WWYD

How often have I seen something
like WWBD – what would Buddha do –
but lately I’ve stopped
to think about that.

What if old Gautama Siddhartha
were to arrive here, now,
what would the Buddha do
in a world gone wholly mad?

Would he bother with sutras,
bother with teishos to the few
still willing to listen, or would
he check himself into a good
psychiatric facility where
he would be left alone
most of the time, to just sit
and contemplate how it is still
possible to find the emptiness
of the five skandhas and easily
sunder the bonds of suffering
if they think you crazy,
and just where does all that
leave the rest of us, pray tell?

ACCESSIBILITY

Technology has afforded those of us
with impairments the ability
to more fully participate
in the world around us.

However we can never lose sight,
a painful use of the phrase
in my case, of its imperfections.

Perhaps it is merely anticipating
the future of our species, as when
the phones captioning decided
a somewhat elided Marsha and Barry
was in fact Martian berries.
As crazy as that seems at first,
looking around at how we
have laid waste to this planet
exobiology and exobotany
may be the last and only
hope for our species, but
I do wonder how they will taste.

ROAMING

It is a sign of advancing age
or increasing love and passion
that I no longer imagine
chucking it all and wandering
off of some unplanned journey.

Next flight out please, I
don’t care where it is going,
so long as I have money left
for food and some basic lodging,
no baggage besides my carry on.

Of course today that would
land me in the interrogation
room or whatever TSA
calls it these days, for I must
be a terrorist or crazy person.

So I’ll stay here, visit friends
between visits to doctors,
salve my arthritis, degenerating
spine, failing eyes, and imagine
the places I might have gone.

BLIND SEARCH

She wants to know where to look
and thinks it must be either without or within,
she assumes a Christian looks outward,
a Buddhist within, and every other faith
either aligns with one or plumbs the middle.
She is searching for the answer
to the inevitable question, the question
that cannot be answered.
She asks where you find a teacher,
for teachers have answers.
I want to tell her there is no answer
and every answer is correct
and every answer is incorrect
and the only way to look is
to close your eyes, to stop looking
to stop seeking, and for once,
just once, to simply be.
She no doubt thinks me crazy
as she walks away continuing her search
for that which cannot be found.
because she is that and that
is everywhere and everything
she imagines she senses.

A CALL

The thing about it is
it is so damn quiet
I can hear myself think
but I can’t think anymore.

And I’ll tell you
this box is so cold
it just leaks air
and water has seeped in.

Somehow I expected more
it isn’t at all what
was promised
and the stone

is not set straight
which is driving me
only slightly crazy,
so tell me

about my grandsons
are they still handsome
young men, do they have
girlfriends like your wife.

You know steel would
have worn far better
and white satin
would be so much

more cheerful than this blue,
it just clashes with
this white gown
which fits terribly anyway.

You should come to visit
more often, Hilda’s son
and all her grandchildren
visit each week, but me, no one.

Its starting to rain again
so go, you don’t want
to catch a cold, it could
kill you, of this I’m certain.


First appeared in Children, Churches & Daddies 1999 Vol 117

THIN EDGE

He is certain he has the answer
and is imply waiting for someone
to ask the correct question.
He knows he cannot be wrong
For if the answer seems so
it is only because the wrong
question was asked, and that
would hardly be his fault.
He tells people this, asking
that they carefully consider
what the right question would be.
Eventually someone always
gets it right, merely asks
“Are you crazy?” to which
he responds, “isn’t it obvious?”

TAKING FLIGHT

A man ran down the street this morning, flapping his arms.

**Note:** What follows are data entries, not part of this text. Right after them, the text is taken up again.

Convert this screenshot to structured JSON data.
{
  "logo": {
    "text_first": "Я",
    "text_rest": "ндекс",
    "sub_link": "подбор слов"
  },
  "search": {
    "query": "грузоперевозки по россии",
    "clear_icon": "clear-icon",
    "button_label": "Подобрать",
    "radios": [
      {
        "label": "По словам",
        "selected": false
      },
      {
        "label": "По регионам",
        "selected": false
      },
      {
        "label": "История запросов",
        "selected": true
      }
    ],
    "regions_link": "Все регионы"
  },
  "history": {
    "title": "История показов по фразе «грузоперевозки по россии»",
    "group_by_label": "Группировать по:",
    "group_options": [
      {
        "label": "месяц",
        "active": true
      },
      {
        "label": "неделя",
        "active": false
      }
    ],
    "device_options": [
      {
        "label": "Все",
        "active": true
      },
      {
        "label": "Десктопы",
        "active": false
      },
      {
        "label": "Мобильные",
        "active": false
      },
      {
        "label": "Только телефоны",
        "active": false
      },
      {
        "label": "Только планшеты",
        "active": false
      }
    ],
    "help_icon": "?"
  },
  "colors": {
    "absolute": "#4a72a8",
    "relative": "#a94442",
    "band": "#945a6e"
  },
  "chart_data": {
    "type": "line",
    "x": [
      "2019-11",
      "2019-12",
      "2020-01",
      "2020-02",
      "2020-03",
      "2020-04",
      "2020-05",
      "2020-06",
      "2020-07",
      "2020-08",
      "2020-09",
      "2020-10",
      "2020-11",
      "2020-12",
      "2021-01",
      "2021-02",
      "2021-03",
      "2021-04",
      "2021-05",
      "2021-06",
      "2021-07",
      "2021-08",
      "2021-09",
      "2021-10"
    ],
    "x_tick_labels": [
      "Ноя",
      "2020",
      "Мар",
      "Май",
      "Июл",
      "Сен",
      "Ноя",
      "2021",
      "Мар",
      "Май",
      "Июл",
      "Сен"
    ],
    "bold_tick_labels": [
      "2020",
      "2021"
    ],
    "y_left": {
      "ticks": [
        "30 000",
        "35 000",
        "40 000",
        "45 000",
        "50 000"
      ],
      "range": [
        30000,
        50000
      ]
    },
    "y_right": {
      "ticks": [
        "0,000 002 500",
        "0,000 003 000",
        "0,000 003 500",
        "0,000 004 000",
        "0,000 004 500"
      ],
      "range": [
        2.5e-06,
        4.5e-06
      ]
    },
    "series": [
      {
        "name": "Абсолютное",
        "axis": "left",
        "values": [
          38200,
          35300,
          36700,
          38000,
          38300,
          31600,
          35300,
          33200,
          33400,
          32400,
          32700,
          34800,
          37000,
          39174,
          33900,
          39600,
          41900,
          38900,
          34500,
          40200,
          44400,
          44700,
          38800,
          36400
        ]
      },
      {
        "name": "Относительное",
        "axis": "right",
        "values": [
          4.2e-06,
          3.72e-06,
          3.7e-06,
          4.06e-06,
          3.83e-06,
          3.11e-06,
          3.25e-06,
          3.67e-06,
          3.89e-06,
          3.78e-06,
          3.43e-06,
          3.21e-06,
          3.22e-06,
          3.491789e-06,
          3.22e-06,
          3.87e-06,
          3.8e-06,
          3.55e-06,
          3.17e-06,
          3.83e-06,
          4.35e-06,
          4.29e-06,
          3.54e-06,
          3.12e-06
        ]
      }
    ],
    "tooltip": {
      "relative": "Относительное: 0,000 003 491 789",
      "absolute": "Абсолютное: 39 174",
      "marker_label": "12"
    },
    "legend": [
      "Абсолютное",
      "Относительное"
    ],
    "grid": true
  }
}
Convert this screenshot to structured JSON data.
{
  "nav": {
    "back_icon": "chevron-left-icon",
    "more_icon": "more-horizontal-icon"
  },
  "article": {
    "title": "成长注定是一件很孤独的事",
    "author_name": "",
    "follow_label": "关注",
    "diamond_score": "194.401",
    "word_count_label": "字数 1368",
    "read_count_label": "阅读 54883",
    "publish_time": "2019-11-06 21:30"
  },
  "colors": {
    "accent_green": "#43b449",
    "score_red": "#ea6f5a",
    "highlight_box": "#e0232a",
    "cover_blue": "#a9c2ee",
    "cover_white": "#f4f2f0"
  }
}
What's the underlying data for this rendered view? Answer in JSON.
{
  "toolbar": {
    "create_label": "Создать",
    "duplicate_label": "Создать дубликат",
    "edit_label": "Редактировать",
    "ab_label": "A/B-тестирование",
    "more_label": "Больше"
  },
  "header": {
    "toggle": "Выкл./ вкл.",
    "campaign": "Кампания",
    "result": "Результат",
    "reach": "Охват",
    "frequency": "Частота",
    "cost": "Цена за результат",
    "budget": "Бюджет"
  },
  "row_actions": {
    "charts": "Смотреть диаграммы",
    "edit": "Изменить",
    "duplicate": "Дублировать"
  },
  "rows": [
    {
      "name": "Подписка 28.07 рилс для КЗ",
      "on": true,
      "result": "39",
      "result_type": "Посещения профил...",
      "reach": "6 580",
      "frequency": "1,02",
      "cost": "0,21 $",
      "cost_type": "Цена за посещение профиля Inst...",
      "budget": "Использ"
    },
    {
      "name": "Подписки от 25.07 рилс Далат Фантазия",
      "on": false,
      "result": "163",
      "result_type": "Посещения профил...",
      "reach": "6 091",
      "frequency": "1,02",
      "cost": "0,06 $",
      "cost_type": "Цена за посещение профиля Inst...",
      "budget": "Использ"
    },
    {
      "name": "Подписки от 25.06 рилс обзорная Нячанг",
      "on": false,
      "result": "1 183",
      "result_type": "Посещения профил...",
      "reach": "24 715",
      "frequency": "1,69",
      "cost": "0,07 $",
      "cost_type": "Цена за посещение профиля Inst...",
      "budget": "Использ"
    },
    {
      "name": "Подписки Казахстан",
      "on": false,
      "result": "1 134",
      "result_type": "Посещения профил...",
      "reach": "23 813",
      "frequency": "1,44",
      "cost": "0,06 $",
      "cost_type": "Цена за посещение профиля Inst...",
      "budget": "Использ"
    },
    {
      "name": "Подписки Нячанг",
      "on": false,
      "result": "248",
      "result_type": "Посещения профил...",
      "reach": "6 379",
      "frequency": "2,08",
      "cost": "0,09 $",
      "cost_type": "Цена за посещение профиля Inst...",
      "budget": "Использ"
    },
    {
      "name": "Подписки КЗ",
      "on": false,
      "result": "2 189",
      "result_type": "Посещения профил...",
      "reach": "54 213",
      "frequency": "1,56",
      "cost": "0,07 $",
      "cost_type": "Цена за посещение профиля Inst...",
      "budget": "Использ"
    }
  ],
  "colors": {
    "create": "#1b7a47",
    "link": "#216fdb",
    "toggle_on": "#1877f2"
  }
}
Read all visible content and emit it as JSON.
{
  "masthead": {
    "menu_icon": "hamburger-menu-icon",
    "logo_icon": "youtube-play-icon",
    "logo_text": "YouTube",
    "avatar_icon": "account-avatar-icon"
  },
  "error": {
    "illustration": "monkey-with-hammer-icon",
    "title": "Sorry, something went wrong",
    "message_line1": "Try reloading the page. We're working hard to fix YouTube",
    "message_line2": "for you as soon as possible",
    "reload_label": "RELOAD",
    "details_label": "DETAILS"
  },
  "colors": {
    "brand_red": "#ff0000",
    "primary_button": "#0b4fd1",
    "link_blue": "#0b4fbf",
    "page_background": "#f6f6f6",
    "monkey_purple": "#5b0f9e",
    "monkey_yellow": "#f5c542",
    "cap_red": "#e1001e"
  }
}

It wasn’t clear if he was running for exercise, moving his arms in the bitter cold, or actually thinking they were wings and with enough motion he might take off. There is also the possibility that he was simply crazy and a look at the thermometer, reading 6 degrees did lend some support to that conclusion. He ran up and down the street staring up at the sky. I watched him for the better part of an hour. I grew tired just from watching but he seemed tireless. Finally, unable to stop staring at him, unable to accomplish anything else, I picked up the phone to dial 911, to get him the help he needed or soon would in this chill. The 911 dispatcher said we get them all the time, particularly as the holiday approach. “Keep an eye on him,” the dispatcher asked, as if I could do otherwise. Just as the squad car turned around the corner, carefully approaching him from behind, I looked on in awe. I saw the man lift gracefully into the sky to the surprise of the crows gathered in a neighbor’s gingko tree. As the police officers stood by their car, staring at the sky, I finally looked away and daydreamed of origami cranes.